Rumah kontrakan, sudah lama saya menginginkan. Sepanjang malams aya berharap ini bukan lagi sekedar mimpi. Saya ingin mengontrak dengan satu-dua orang teman, melakukan kerja-kerja kecil, memiliki tetangga, menyapu halaman, merawat bunga, memelihara kucing, menerima tawaran kerja yang bisa dilakukan di rumah...
Rumah kontrakan, sudah lama saya menginginkan. Sepanjang malams aya berharap ini bukan lagi sekedar mimpi. Saya ingin mengontrak dengan satu-dua orang teman, melakukan kerja-kerja kecil, memiliki tetangga, menyapu halaman, merawat bunga, memelihara kucing, menerima tawaran kerja yang bisa dilakukan di rumah...
Saya mulai kembali diburu dongeng di buku bahasa indonesia tentang Dongeng Ikan Gabus yang ditolong seorang nenek tua. Ikan gabis yang berada di kolam kering. dan rajin berdoa. Saya membayangkan akhir dari dongeng itu, di mana Nenek Tua tersebut kejatuhan, dijatuhkan lebih tepatnya sebuah karung oleh tetangga dengan tumpukan kertas karena si Nenek tua terlalu banyak berdoa dan menganggunya. Apa terjadi?
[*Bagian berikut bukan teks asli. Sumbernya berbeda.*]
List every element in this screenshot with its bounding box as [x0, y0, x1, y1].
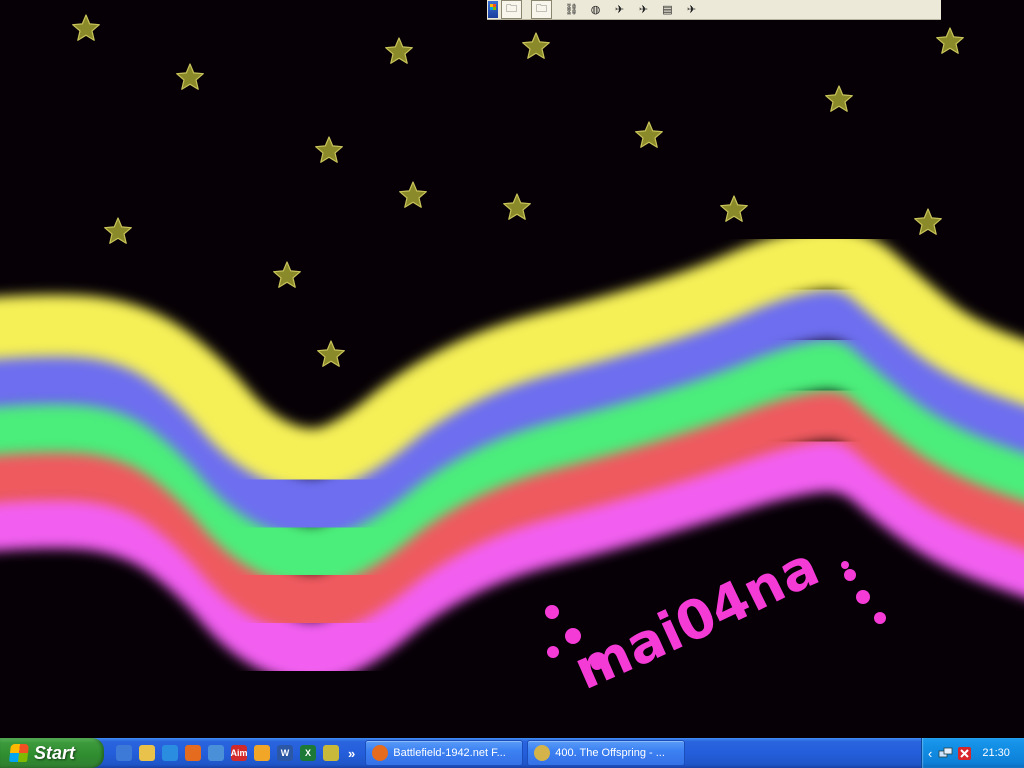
taskbar-task-button[interactable]: 400. The Offspring - ... — [527, 740, 686, 766]
star-icon — [825, 85, 853, 112]
signature-dot — [547, 646, 559, 658]
star-icon — [503, 193, 531, 220]
star-icon — [385, 37, 413, 64]
aim-icon[interactable]: Aim — [231, 745, 248, 761]
star-icon — [522, 32, 550, 59]
firefox-icon — [372, 745, 389, 761]
signature-dot — [856, 590, 870, 604]
game-icon[interactable]: ✈ — [633, 0, 654, 19]
task-label: 400. The Offspring - ... — [555, 747, 665, 759]
star-icon — [635, 121, 663, 148]
toolbar-buttons: 🗀 🗀 ⛓ ◍ ✈ ✈ ▤ ✈ — [498, 0, 702, 19]
signature-dot — [545, 605, 559, 619]
star-icon — [72, 14, 100, 41]
star-icon — [104, 217, 132, 244]
network-icon[interactable] — [938, 746, 953, 761]
rainbow-wave — [0, 228, 1024, 683]
signature-dot — [874, 612, 886, 624]
star-icon — [317, 340, 345, 367]
phone-icon[interactable] — [208, 745, 224, 761]
globe-icon[interactable]: ◍ — [585, 0, 606, 19]
signature-dot — [841, 561, 849, 569]
game-icon[interactable]: ✈ — [609, 0, 630, 19]
media-player-icon[interactable] — [254, 745, 270, 761]
system-tray: ‹ 21:30 — [921, 738, 1024, 768]
security-alert-icon[interactable] — [957, 746, 972, 761]
tray-clock[interactable]: 21:30 — [982, 747, 1010, 759]
quick-launch-more-button[interactable]: » — [348, 746, 355, 761]
folder-icon[interactable]: 🗀 — [531, 0, 552, 19]
signature-art: mai04na — [545, 535, 886, 702]
signature-text: mai04na — [565, 535, 828, 702]
star-icon — [936, 27, 964, 54]
folder-icon[interactable]: 🗀 — [501, 0, 522, 19]
quick-launch: Aim W X — [116, 738, 346, 768]
network-icon[interactable]: ⛓ — [561, 0, 582, 19]
word-icon[interactable]: W — [277, 745, 293, 761]
internet-explorer-icon[interactable] — [162, 745, 178, 761]
desktop[interactable]: mai04na — [0, 0, 1024, 738]
star-icon — [399, 181, 427, 208]
quick-launch-toolbar: 🗀 🗀 ⛓ ◍ ✈ ✈ ▤ ✈ — [487, 0, 941, 20]
firefox-icon[interactable] — [185, 745, 201, 761]
start-button[interactable]: Start — [0, 738, 104, 768]
signature-dot — [844, 569, 856, 581]
star-icon — [914, 208, 942, 235]
star-icon — [315, 136, 343, 163]
start-label: Start — [34, 742, 76, 763]
tray-expand-icon[interactable]: ‹ — [928, 746, 932, 761]
wallpaper: mai04na — [0, 14, 1024, 702]
show-desktop-icon[interactable] — [116, 745, 132, 761]
star-icon — [176, 63, 204, 90]
windows-flag-icon[interactable] — [488, 1, 498, 18]
winamp-icon[interactable] — [323, 745, 339, 761]
taskbar: Start Aim W X » Battlefield-1942.net F... 4… — [0, 738, 1024, 768]
windows-logo-icon — [9, 744, 29, 762]
document-icon[interactable]: ▤ — [657, 0, 678, 19]
folder-icon[interactable] — [139, 745, 155, 761]
task-buttons: Battlefield-1942.net F... 400. The Offspr… — [365, 740, 689, 766]
winamp-icon — [534, 745, 551, 761]
excel-icon[interactable]: X — [300, 745, 316, 761]
task-label: Battlefield-1942.net F... — [393, 747, 506, 759]
taskbar-task-button[interactable]: Battlefield-1942.net F... — [365, 740, 524, 766]
game-icon[interactable]: ✈ — [681, 0, 702, 19]
star-icon — [273, 261, 301, 288]
star-icon — [720, 195, 748, 222]
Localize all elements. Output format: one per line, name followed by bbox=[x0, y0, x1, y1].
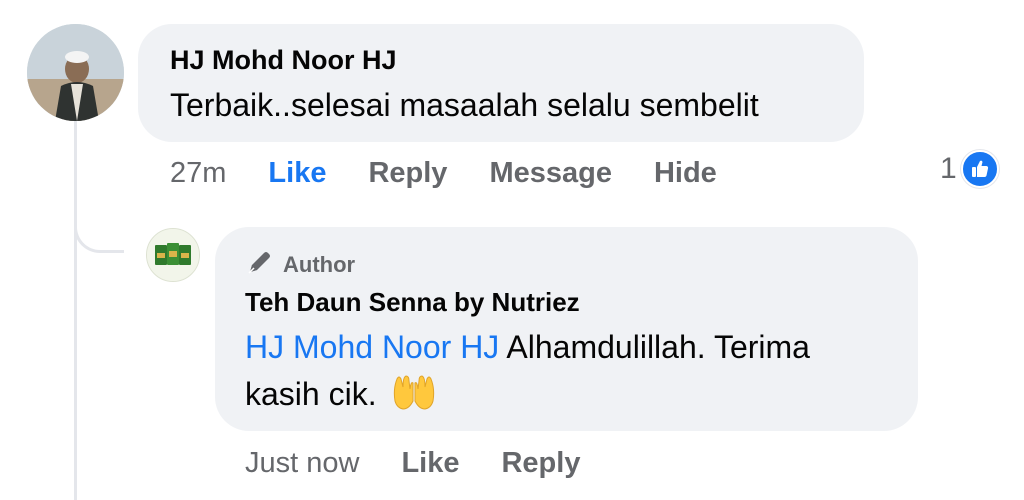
reply-reply-button[interactable]: Reply bbox=[501, 447, 580, 480]
reaction-count: 1 bbox=[940, 152, 957, 185]
reply-actions: Just now Like Reply bbox=[245, 447, 622, 480]
reply-text: Alhamdulillah. Terima bbox=[506, 329, 810, 365]
reaction-summary[interactable]: 1 bbox=[940, 150, 999, 188]
author-badge-label: Author bbox=[283, 252, 356, 277]
comment-message-button[interactable]: Message bbox=[489, 157, 612, 190]
thread-line bbox=[74, 120, 77, 500]
reply-like-button[interactable]: Like bbox=[401, 447, 459, 480]
reply-connector bbox=[74, 180, 124, 253]
comment-like-button[interactable]: Like bbox=[268, 157, 326, 190]
comment-hide-button[interactable]: Hide bbox=[654, 157, 717, 190]
author-badge: Author bbox=[245, 247, 355, 283]
comment-text: Terbaik..selesai masaalah selalu sembeli… bbox=[170, 87, 759, 123]
comment-actions: 27m Like Reply Message Hide bbox=[170, 157, 759, 190]
comment-author-name[interactable]: HJ Mohd Noor HJ bbox=[170, 45, 397, 76]
pencil-icon bbox=[245, 247, 275, 283]
page-avatar[interactable] bbox=[146, 228, 200, 282]
thumbs-up-icon bbox=[960, 150, 999, 188]
mention-link[interactable]: HJ Mohd Noor HJ bbox=[245, 329, 499, 365]
reply-text-line1: HJ Mohd Noor HJ Alhamdulillah. Terima bbox=[245, 324, 810, 370]
reply-text-continued: kasih cik. bbox=[245, 376, 377, 412]
comment-reply-button[interactable]: Reply bbox=[368, 157, 447, 190]
reply-timestamp[interactable]: Just now bbox=[245, 447, 359, 480]
raising-hands-emoji bbox=[391, 371, 437, 423]
commenter-avatar[interactable] bbox=[27, 24, 124, 121]
reply-author-name[interactable]: Teh Daun Senna by Nutriez bbox=[245, 287, 580, 318]
comment-timestamp[interactable]: 27m bbox=[170, 157, 226, 190]
reply-text-line2: kasih cik. bbox=[245, 371, 437, 423]
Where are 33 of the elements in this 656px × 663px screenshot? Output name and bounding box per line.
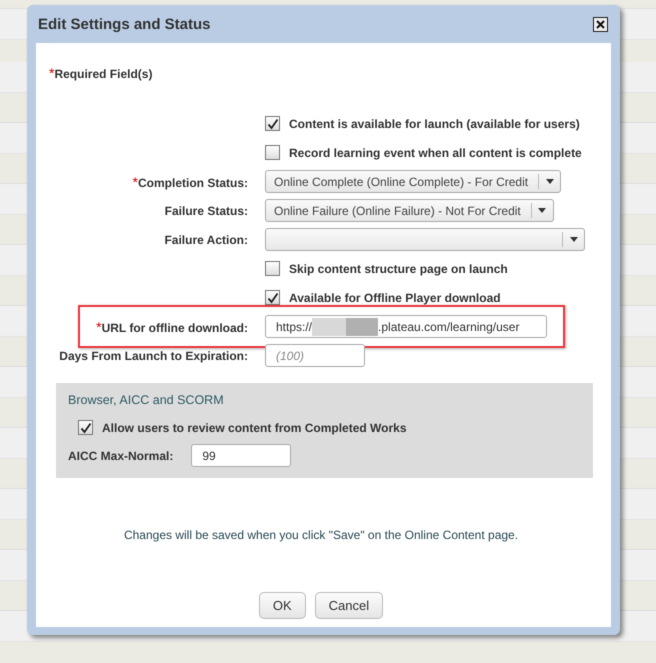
checkbox[interactable]	[265, 290, 280, 305]
info-message: Changes will be saved when you click "Save" on the Online Content page.	[122, 528, 520, 542]
input-field[interactable]: (100)	[265, 344, 365, 367]
dropdown[interactable]: Online Failure (Online Failure) - Not For Credit	[265, 199, 554, 222]
caret-icon	[546, 179, 554, 184]
checkbox-label: Allow users to review content from Completed Works	[102, 420, 406, 434]
checkbox[interactable]	[265, 261, 280, 276]
checkbox-label: Available for Offline Player download	[289, 290, 501, 304]
close-icon	[596, 20, 605, 28]
window-title: Edit Settings and Status	[38, 16, 211, 32]
caret-icon	[538, 208, 546, 213]
field-label: Failure Action:	[163, 232, 248, 246]
url-field[interactable]: https:// .plateau.com/learning/user	[265, 315, 547, 338]
checkbox-label: Record learning event when all content is complete	[289, 146, 582, 160]
field-label: *Completion Status:	[132, 174, 248, 190]
section-title: Browser, AICC and SCORM	[68, 393, 225, 407]
checkbox-label: Skip content structure page on launch	[289, 262, 508, 276]
checkbox[interactable]	[265, 145, 280, 160]
dialog-button[interactable]: OK	[258, 592, 306, 619]
field-label: Days From Launch to Expiration:	[58, 348, 248, 362]
input-field[interactable]: 99	[191, 444, 292, 467]
checkbox[interactable]	[265, 116, 280, 131]
field-label: Failure Status:	[164, 204, 248, 218]
dropdown[interactable]: Online Complete (Online Complete) - For Credit	[265, 170, 562, 193]
field-label: AICC Max-Normal:	[68, 448, 174, 462]
close-button[interactable]	[593, 16, 608, 32]
checkbox[interactable]	[78, 420, 93, 435]
redaction-block	[312, 318, 378, 336]
checkbox-label: Content is available for launch (available for users)	[289, 116, 580, 130]
field-label: *URL for offline download:	[95, 318, 248, 334]
required-note: *Required Field(s)	[49, 65, 154, 81]
dialog-button[interactable]: Cancel	[314, 592, 384, 619]
caret-icon	[570, 237, 578, 242]
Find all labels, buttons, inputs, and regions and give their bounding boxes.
Tumpukan kertas dalam karung itu menjelma tumpukan duit.
Nenek Tua itu saja membutuhkan kekayaan di akhir hidupnya, sementara saya, sebuah rumah kontrakan saja, tidak mubngkinkah? Sayangnya, saya bukan hamba Tuhan yang baik. tapi baiklah, mulai malam ini saya mungkin akan berdoa, lebih panjang, lebih serius, lebih keras. Jika tidak dijatuhi duit sekarung, siapa tahu saya diberikan jalan.
Sementara kos saya mendekati masa akhir. Jika nanti sempat tak punya tempat tinggal bolehkah saya
mengetuk pintumu kelak, saat kemalaman dan berteduh dari hujan?